A person bought some articles at the rate of 5 per rupee and the same number at the rate of 4 per rupee. He mixed both the types and sold at the rate of 9 for 2 rupees. In this business he suffered a loss of Rs. 3. The total number of articles bought by him was
(a) 1090
(b) 1080
(c) 540
(d) 545

Answer 1

Hint: Let us suppose that the person bought x articles of both the types. Amount spent on the first and second type of article = $\dfrac{x}{5}$ and $\dfrac{x}{4}$. Total CP = \[\dfrac{9x}{20}\]. Now, Total SP = $2x\times \dfrac{2}{9}=\dfrac{4x}{9}$. Subtract this from the CP and equate to 3. Solve for x to get the final answer.

Complete step-by-step answer:
In this question, we are given that a person bought some articles at the rate of 5 per rupee and the same number at the rate of 4 per rupee. He mixed both the types and sold at the rate of 9 for 2 rupees.
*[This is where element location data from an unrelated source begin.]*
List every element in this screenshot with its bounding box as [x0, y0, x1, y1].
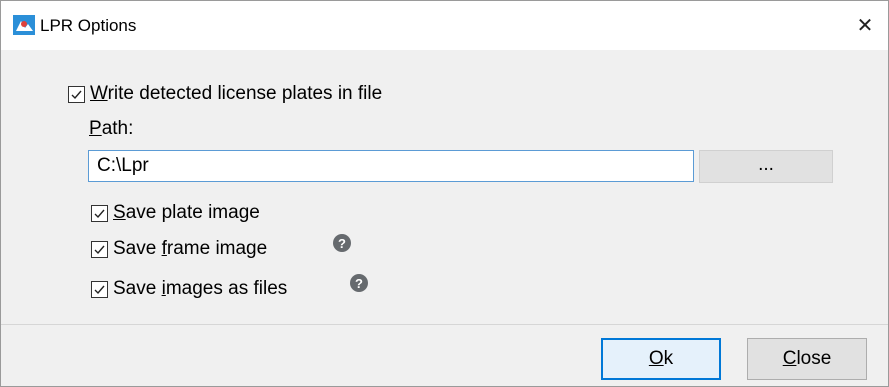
checkmark-icon: [94, 245, 105, 254]
browse-button[interactable]: ...: [699, 150, 833, 183]
checkbox-box[interactable]: [91, 204, 108, 222]
save-plate-image-label: Save plate image: [113, 202, 260, 223]
options-panel: Write detected license plates in file Pa…: [1, 50, 888, 324]
title-bar: LPR Options ✕: [1, 1, 888, 50]
help-icon[interactable]: ?: [333, 234, 351, 252]
checkbox-box[interactable]: [91, 240, 108, 258]
save-plate-image-checkbox[interactable]: Save plate image: [91, 202, 260, 224]
help-icon[interactable]: ?: [350, 274, 368, 292]
ok-button[interactable]: Ok: [601, 338, 721, 380]
path-input[interactable]: [88, 150, 694, 182]
checkmark-icon: [94, 209, 105, 218]
save-images-as-files-label: Save images as files: [113, 278, 288, 299]
write-plates-label: Write detected license plates in file: [90, 83, 383, 104]
close-button[interactable]: Close: [747, 338, 867, 380]
button-bar: Ok Close: [1, 324, 888, 386]
checkmark-icon: [71, 90, 82, 99]
lpr-options-dialog: LPR Options ✕ Write detected license pla…: [0, 0, 889, 387]
write-plates-checkbox[interactable]: Write detected license plates in file: [68, 83, 382, 105]
save-frame-image-label: Save frame image: [113, 238, 268, 259]
checkbox-box[interactable]: [91, 280, 108, 298]
path-label: Path:: [89, 118, 134, 139]
lpr-app-icon: [13, 15, 35, 35]
window-title: LPR Options: [40, 16, 137, 35]
checkmark-icon: [94, 285, 105, 294]
close-icon[interactable]: ✕: [842, 1, 888, 50]
save-images-as-files-checkbox[interactable]: Save images as files: [91, 278, 287, 300]
save-frame-image-checkbox[interactable]: Save frame image: [91, 238, 267, 260]
checkbox-box[interactable]: [68, 85, 85, 103]
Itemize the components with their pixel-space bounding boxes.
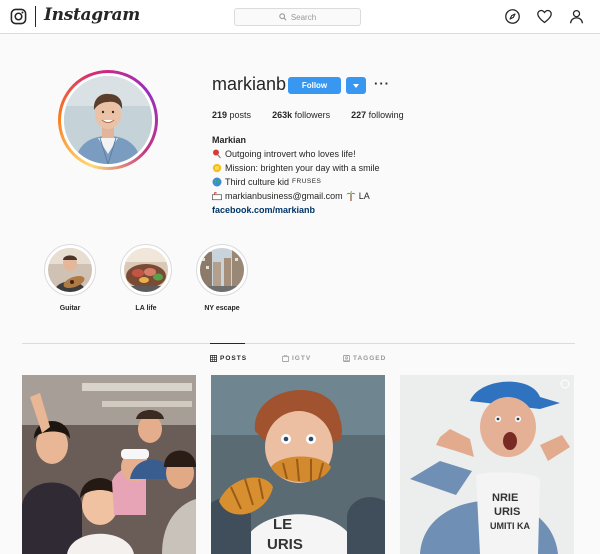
followers-stat[interactable]: 263k followers <box>272 110 330 120</box>
mailbox-icon <box>212 192 222 201</box>
bio-line: Outgoing introvert who loves life! <box>212 147 380 161</box>
profile-stats: 219 posts 263k followers 227 following <box>212 110 425 120</box>
bio-email: markianbusiness@gmail.com <box>225 191 343 201</box>
profile-username: markianb <box>212 74 287 94</box>
compass-icon[interactable] <box>504 8 521 25</box>
instagram-wordmark[interactable]: Instagram <box>44 5 140 25</box>
tab-tagged[interactable]: TAGGED <box>343 355 386 362</box>
story-highlight[interactable]: Guitar <box>40 244 100 312</box>
following-count: 227 <box>351 110 367 120</box>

In this business he suffered a loss of Rs. 3.
We need to find the number of articles bought by him.
Let us suppose that the person bought x articles of both the types.
Amount spent on first type of article = $\dfrac{x}{5}$
Amount spent on first type of article = $\dfrac{x}{4}$
So, total amount spent = Total CP = \[\dfrac{x}{5}+\dfrac{x}{4}=\dfrac{9x}{20}\]
Now, Total SP = $2x\times \dfrac{2}{9}=\dfrac{4x}{9}$
We are given that he suffered a loss of Rs. 3.
Hence, $\dfrac{9x}{20}-\dfrac{4x}{9}=3$
$81x-80x=3\times 180$
$x=540$
Hence, option (c) is correct.

Note: In this question, it is very important to understand the language of the question as some can get confused by it. Also, remember that in this question, he suffered loss. So, here we used CP – SP = 3. Many students will use the general formula SP – CP. In this case equate this to -3.